La vida va quitando en proporción al tiempo que nos va prestando. Te roba logros, ingenuidad, sabores, esperanzas. El recorrer el laberinto con el cual Borges metaforizaba la vida, todo va tendiendo a un gris, y no cualquier gris, un gris otoñal húmedo, un atardecer que hace doler a los pulmones y llena las cuencas de los ojos con diversas porquerías de ciudad.
Quienes habitamos esta ronda, la llamada ronda de perdedores; nos acostumbramos a pensar que nuestro destino es el desprendimiento en la rutina diaria. Sabemos que indefectiblemente nuestro equipo marrara el penal vital, la mujer que nos desvela jamás nos llamara, que los viajes de aventureros se frustrarán antes de comenzar, que el mate siempre se lavará en la tercera cebada; ó que jamás trabajaremos de lo que nuestros sueños de infancia acuñaron esperando como una inversión de riesgo al futuro mismo.
Somos esos, con los cuales las mejores respuestas a un discusión se nos ocurren a las 2 de la mañana cuando nuestro adversario gano la disputa que tuvimos a las 6 de la tarde.

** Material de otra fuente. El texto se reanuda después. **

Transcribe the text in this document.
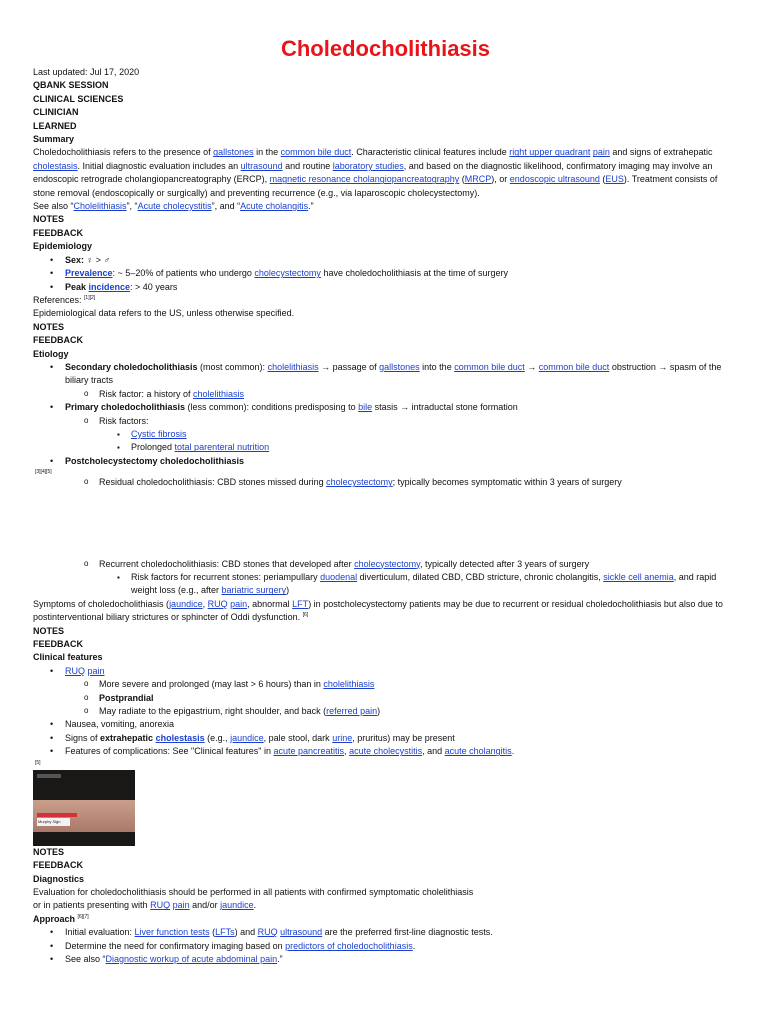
Choledocholithiasis
Last updated: Jul 17, 2020
QBANK SESSION
CLINICAL SCIENCES
CLINICIAN
LEARNED
Summary
Choledocholithiasis refers to the presence of gallstones in the common bile duct. Characteristic clinical features include right upper quadrant pain and signs of extrahepatic cholestasis. Initial diagnostic evaluation includes an ultrasound and routine laboratory studies, and based on the diagnostic likelihood, confirmatory imaging may involve an endoscopic retrograde cholangiopancreatography (ERCP), magnetic resonance cholangiopancreatography (MRCP), or endoscopic ultrasound (EUS). Treatment consists of stone removal (endoscopically or surgically) and preventing recurrence (e.g., via laparoscopic cholecystectomy).
See also “Cholelithiasis”, “Acute cholecystitis”, and “Acute cholangitis.”
NOTES
FEEDBACK
Epidemiology
• Sex: ♀ > ♂
• Prevalence: ~ 5–20% of patients who undergo cholecystectomy have choledocholithiasis at the time of surgery
• Peak incidence: > 40 years
References: [1][2]
Epidemiological data refers to the US, unless otherwise specified.
NOTES
FEEDBACK
Etiology
• Secondary choledocholithiasis (most common): cholelithiasis → passage of gallstones into the common bile duct → common bile duct obstruction → spasm of the biliary tracts
o Risk factor: a history of cholelithiasis
• Primary choledocholithiasis (less common): conditions predisposing to bile stasis → intraductal stone formation
o Risk factors:
▪ Cystic fibrosis
▪ Prolonged total parenteral nutrition
• Postcholecystectomy choledocholithiasis
[3][4][5]
o Residual choledocholithiasis: CBD stones missed during cholecystectomy; typically becomes symptomatic within 3 years of surgery
o Recurrent choledocholithiasis: CBD stones that developed after cholecystectomy, typically detected after 3 years of surgery
▪ Risk factors for recurrent stones: periampullary duodenal diverticulum, dilated CBD, CBD stricture, chronic cholangitis, sickle cell anemia, and rapid weight loss (e.g., after bariatric surgery)
Symptoms of choledocholithiasis (jaundice, RUQ pain, abnormal LFT) in postcholecystectomy patients may be due to recurrent or residual choledocholithiasis but also due to postinterventional biliary strictures or sphincter of Oddi dysfunction. [6]
NOTES
FEEDBACK
Clinical features
• RUQ pain
o More severe and prolonged (may last > 6 hours) than in cholelithiasis
o Postprandial
o May radiate to the epigastrium, right shoulder, and back (referred pain)
• Nausea, vomiting, anorexia
• Signs of extrahepatic cholestasis (e.g., jaundice, pale stool, dark urine, pruritus) may be present
• Features of complications: See "Clinical features" in acute pancreatitis, acute cholecystitis, and acute cholangitis.
[5]
Murphy Sign
NOTES
FEEDBACK
Diagnostics
Evaluation for choledocholithiasis should be performed in all patients with confirmed symptomatic cholelithiasis
or in patients presenting with RUQ pain and/or jaundice.
Approach [6][7]
• Initial evaluation: Liver function tests (LFTs) and RUQ ultrasound are the preferred first-line diagnostic tests.
• Determine the need for confirmatory imaging based on predictors of choledocholithiasis.
• See also “Diagnostic workup of acute abdominal pain.”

Acostumbrase a perder es en extremo peligroso. Cuando se llega al punto, en donde ni siquiera la fantasías diurnas; nave nodriza donde nos refugiamos los que participamos de esta ronda, se tiñen de derrota.
Al presentarme en la ronda digo casi para adentro: “He perdido tanto y de tantas diversas maneras; que cada día mis sueños vuelan más bajo, con cada desperpertar puede levantar menos vuelo del gris y triste suelo. ¿Qué se hace cuando ni eso nos queda?